Lamb was respectful of Trump voters, who were after all a majority of voters in his district, and didn’t make Trump a big issue in the race. But “I’m like Trump”? Ha ha ha, no. On substance Lamb campaigned against big Republican priorities like Obamacare repeal and on style he was about as far from Trump as you can get. “I love the tax cuts”? Lamb explicitly ran against the Republican tax law, and not only that, but Republican groups had to stop running ads about the tax law because that message wasn’t working with voters. And Trump knows that Lamb isn’t running as a Trump mini-me: he also said that “The bottom line is when he votes, he’s going to vote with Nancy Pelosi. And he’s gonna vote with Schumer.” (Not on everything! But on things like the tax scam you’re claiming he loves, yes!)
Trump also engaged in a little fantasy time about how much he boosted Saccone:
“We had an interesting time because we lifted [Saccone] seven points up. That’s a lot,” Trump said. “And I was up 22 points, and we lifted seven, and seven normally would be enough, but we’ll see how it all comes out. It’s, like, virtually a tie.” (It was not exactly clear what Trump was basing his conclusion of a seven-point boost on.)

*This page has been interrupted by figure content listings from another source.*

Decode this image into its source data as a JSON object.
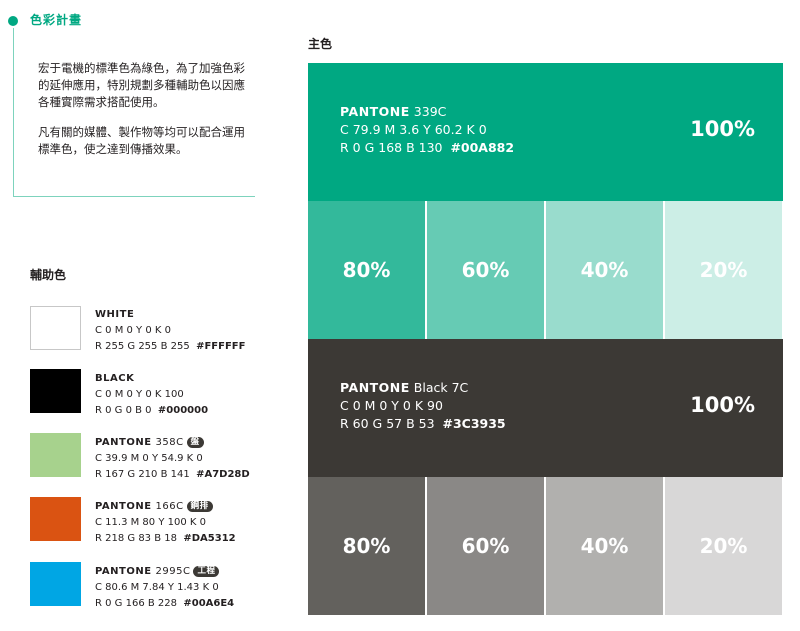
{
  "section_title": "色彩計畫",
  "intro": {
    "p1": "宏于電機的標準色為綠色，為了加強色彩的延伸應用，特別規劃多種輔助色以因應各種實際需求搭配使用。",
    "p2": "凡有關的媒體、製作物等均可以配合運用標準色，使之達到傳播效果。"
  },
  "aux": {
    "title": "輔助色",
    "items": [
      {
        "name": "WHITE",
        "number": "",
        "tag": "",
        "cmyk": "C 0  M 0  Y 0  K 0",
        "rgb": "R 255  G 255  B 255",
        "hex": "#FFFFFF",
        "color": "#FFFFFF"
      },
      {
        "name": "BLACK",
        "number": "",
        "tag": "",
        "cmyk": "C 0  M 0  Y 0  K 100",
        "rgb": "R 0  G 0  B 0",
        "hex": "#000000",
        "color": "#000000"
      },
      {
        "name": "PANTONE",
        "number": "358C",
        "tag": "盤",
        "cmyk": "C 39.9  M 0  Y 54.9  K 0",
        "rgb": "R 167  G 210  B 141",
        "hex": "#A7D28D",
        "color": "#A7D28D"
      },
      {
        "name": "PANTONE",
        "number": "166C",
        "tag": "鋼排",
        "cmyk": "C 11.3  M 80  Y 100  K 0",
        "rgb": "R 218  G 83  B 18",
        "hex": "#DA5312",
        "color": "#DA5312"
      },
      {
        "name": "PANTONE",
        "number": "2995C",
        "tag": "工程",
        "cmyk": "C 80.6  M 7.84  Y 1.43  K 0",
        "rgb": "R 0  G 166  B 228",
        "hex": "#00A6E4",
        "color": "#00A6E4"
      }
    ]
  },
  "main": {
    "title": "主色",
    "green": {
      "name": "PANTONE",
      "number": "339C",
      "cmyk": "C 79.9  M 3.6  Y 60.2  K 0",
      "rgb": "R 0  G 168  B 130",
      "hex": "#00A882",
      "percent": "100%",
      "color": "#00A882",
      "tints": [
        {
          "label": "80%",
          "color": "#33B99B"
        },
        {
          "label": "60%",
          "color": "#66CBB4"
        },
        {
          "label": "40%",
          "color": "#99DCCD"
        },
        {
          "label": "20%",
          "color": "#CCEEE6"
        }
      ]
    },
    "black": {
      "name": "PANTONE",
      "number": "Black 7C",
      "cmyk": "C 0  M 0  Y 0  K 90",
      "rgb": "R 60  G 57  B 53",
      "hex": "#3C3935",
      "percent": "100%",
      "color": "#3C3935",
      "tints": [
        {
          "label": "80%",
          "color": "#63615D"
        },
        {
          "label": "60%",
          "color": "#8A8886"
        },
        {
          "label": "40%",
          "color": "#B1B0AE"
        },
        {
          "label": "20%",
          "color": "#D8D7D7"
        }
      ]
    }
  }
}
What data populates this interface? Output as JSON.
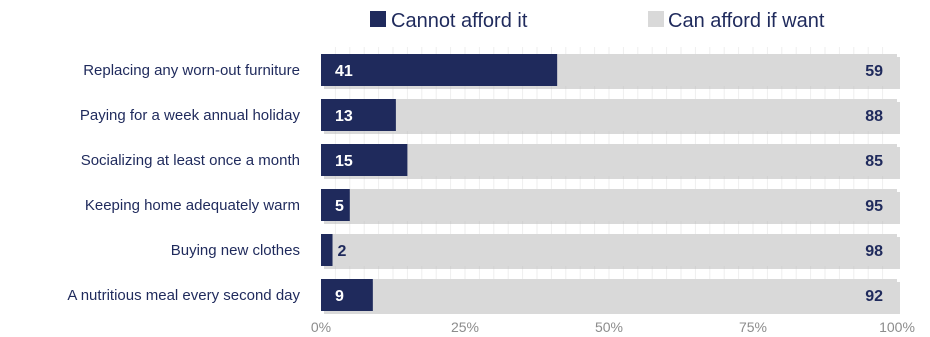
{
  "chart_data": {
    "type": "bar",
    "orientation": "horizontal",
    "stacked": true,
    "title": "",
    "xlabel": "",
    "ylabel": "",
    "categories": [
      "Replacing any worn-out furniture",
      "Paying for a week annual holiday",
      "Socializing at least once a month",
      "Keeping home adequately warm",
      "Buying new clothes",
      "A nutritious meal every second day"
    ],
    "series": [
      {
        "name": "Cannot afford it",
        "color": "#1f2a5c",
        "values": [
          41,
          13,
          15,
          5,
          2,
          9
        ]
      },
      {
        "name": "Can afford if want",
        "color": "#d9d9d9",
        "values": [
          59,
          88,
          85,
          95,
          98,
          92
        ]
      }
    ],
    "xlim": [
      0,
      100
    ],
    "x_ticks": [
      "0%",
      "25%",
      "50%",
      "75%",
      "100%"
    ],
    "legend_position": "top",
    "grid": true,
    "label_color": "#1f2a5c"
  }
}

Let's say it's true that Saccone was down seven points. The fact that a generic Republican (and Saccone was a pretty generic Republican) in a deep red district to begin with points to national factors, and Trump is the most national factor of them all. So if Trump did lift Saccone up seven points at the end—which is implausible—it was only necessary, and only insufficient, because Trump had first dragged him down about 10 points.
Then again, talking reality to Trump’s ego is a futile endeavor at all times. On a big thing like yet another red district or state voting for a Democrat … not if you put Trump in a room with an Imax screen and surround-sound of the Fox & Friends hosts saying this was all Trump’s fault and Conor Lamb did not run as a mini-Trump would he be able to absorb the information.